La victimisation relative au crime motivé par la haine ne se limite pas à la victime comme telle. La victimisation par le crime motivé par la haine a une capacité considérable de toucher la collectivité ou le groupe auquel la personne s’identifie. Un Juif, par exemple, peut être victime d’un crime motivé par la haine sous la forme de vandalisme contre sa maison, mais la collectivité où il vit, la synagogue qu’il fréquente, les écoles où vont ses enfants, tous ces éléments peuvent être visés par l’incident.
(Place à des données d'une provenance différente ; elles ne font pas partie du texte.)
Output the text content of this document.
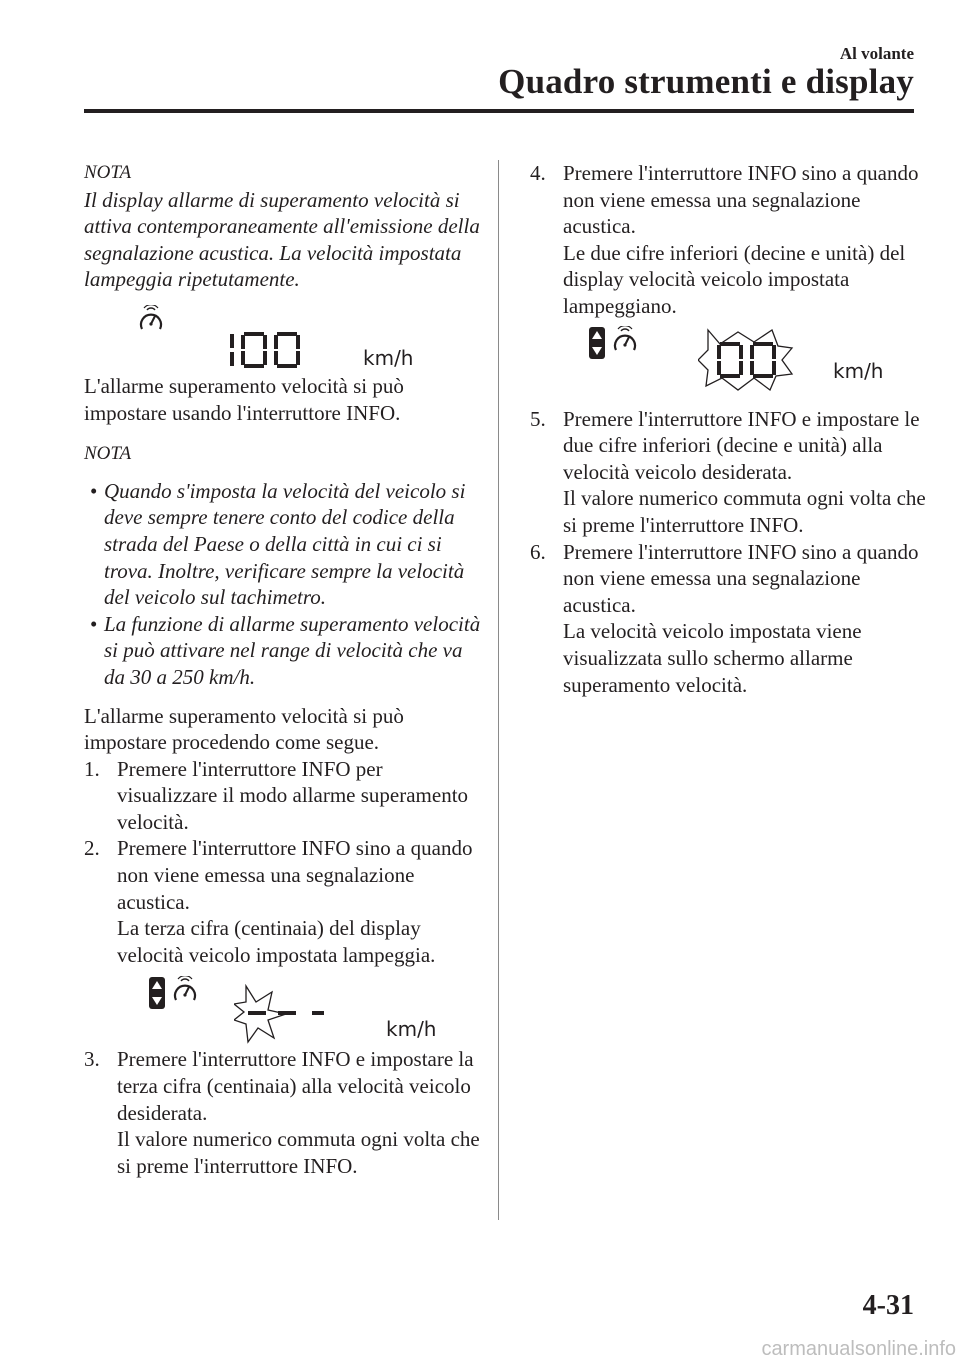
Al volante
Quadro strumenti e display

NOTA

Il display allarme di superamento velocità si attiva contemporaneamente all'emissione della segnalazione acustica. La velocità impostata lampeggia ripetutamente.

km/h

L'allarme superamento velocità si può impostare usando l'interruttore INFO.

NOTA

• Quando s'imposta la velocità del veicolo si deve sempre tenere conto del codice della strada del Paese o della città in cui ci si trova. Inoltre, verificare sempre la velocità del veicolo sul tachimetro.
• La funzione di allarme superamento velocità si può attivare nel range di velocità che va da 30 a 250 km/h.

L'allarme superamento velocità si può impostare procedendo come segue.

1. Premere l'interruttore INFO per visualizzare il modo allarme superamento velocità.
2. Premere l'interruttore INFO sino a quando non viene emessa una segnalazione acustica.
La terza cifra (centinaia) del display velocità veicolo impostata lampeggia.
km/h
3. Premere l'interruttore INFO e impostare la terza cifra (centinaia) alla velocità veicolo desiderata.
Il valore numerico commuta ogni volta che si preme l'interruttore INFO.
4. Premere l'interruttore INFO sino a quando non viene emessa una segnalazione acustica.
Le due cifre inferiori (decine e unità) del display velocità veicolo impostata lampeggiano.
km/h
5. Premere l'interruttore INFO e impostare le due cifre inferiori (decine e unità) alla velocità veicolo desiderata.
Il valore numerico commuta ogni volta che si preme l'interruttore INFO.
6. Premere l'interruttore INFO sino a quando non viene emessa una segnalazione acustica.
La velocità veicolo impostata viene visualizzata sullo schermo allarme superamento velocità.
4-31
carmanualsonline.info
Les crimes motivés par la haine touchent à la fois la personne et la collectivité et servent souvent de rappel public de l’inégalité et de la crainte.

Mock, faisant référence à l’étude réalisée auprès de six communautés raciales et religieuses en situation minoritaire à Toronto pendant six semaines et intitulée Victim Impact of Racially Motivated Crime, fait valoir que les crimes à motivation raciale [TRADUCTION] « infligent une grande souffrance, au-delà des limites des communautés » et « augmentent l’isolement des communautés en situation minoritaire » (Mock, 1993, p. 1).

Bien qu’il existe des services policiers, judiciaires et communautaires ayant pour vocation d’aider toutes les victimes d’actes criminels, il est probable que les victimes de crimes motivés par la haine aient besoin de services supplémentaires et d’un soutien spécialisé, qui reconnaissent leur qualité de victimes d’un acte criminel motivé par la haine. Les services d’aide aux victimes existants peuvent effectivement venir en aide aux victimes de crimes motivés par la haine, mais les victimes ne contactent peut-être pas les services policiers, car elles peuvent s’adresser à d’autres personnes pour obtenir du soutien et de l’aide. Bon nombre de victimes ne connaissent pas les services qui peuvent leur venir en aide ou il se peut qu’elles ne soient pas en mesure d’y accéder pour différentes raisons.

Mock signale le manque de connaissance, en général, des services d’aide aux victimes et elle explique que, même lorsque ces services sont connus, [TRADUCTION] « l’accessibilité n’est pas toujours garantie » (Mock, 1993). Elle soutient qu’il faut des services et des programmes d’aide aux victimes pour les communautés raciales et ethnoculturelles en situation minoritaire. Il faudrait selon elle, pour atteindre cet objectif, que soient offertes une sensibilisation et une interprétation dans plusieurs langues, ainsi qu’une représentation multiculturelle dans les services (Mock, 1993). Elle ajoute que des outils comme l’éducation et une [TRADUCTION] « réaction communautaire coordonnée ont montré leur efficacité pour lutter contre le racisme » (Mock, 2000, p. 10) et offriraient des conditions idéales pour aider les victimes de crimes motivés par la haine.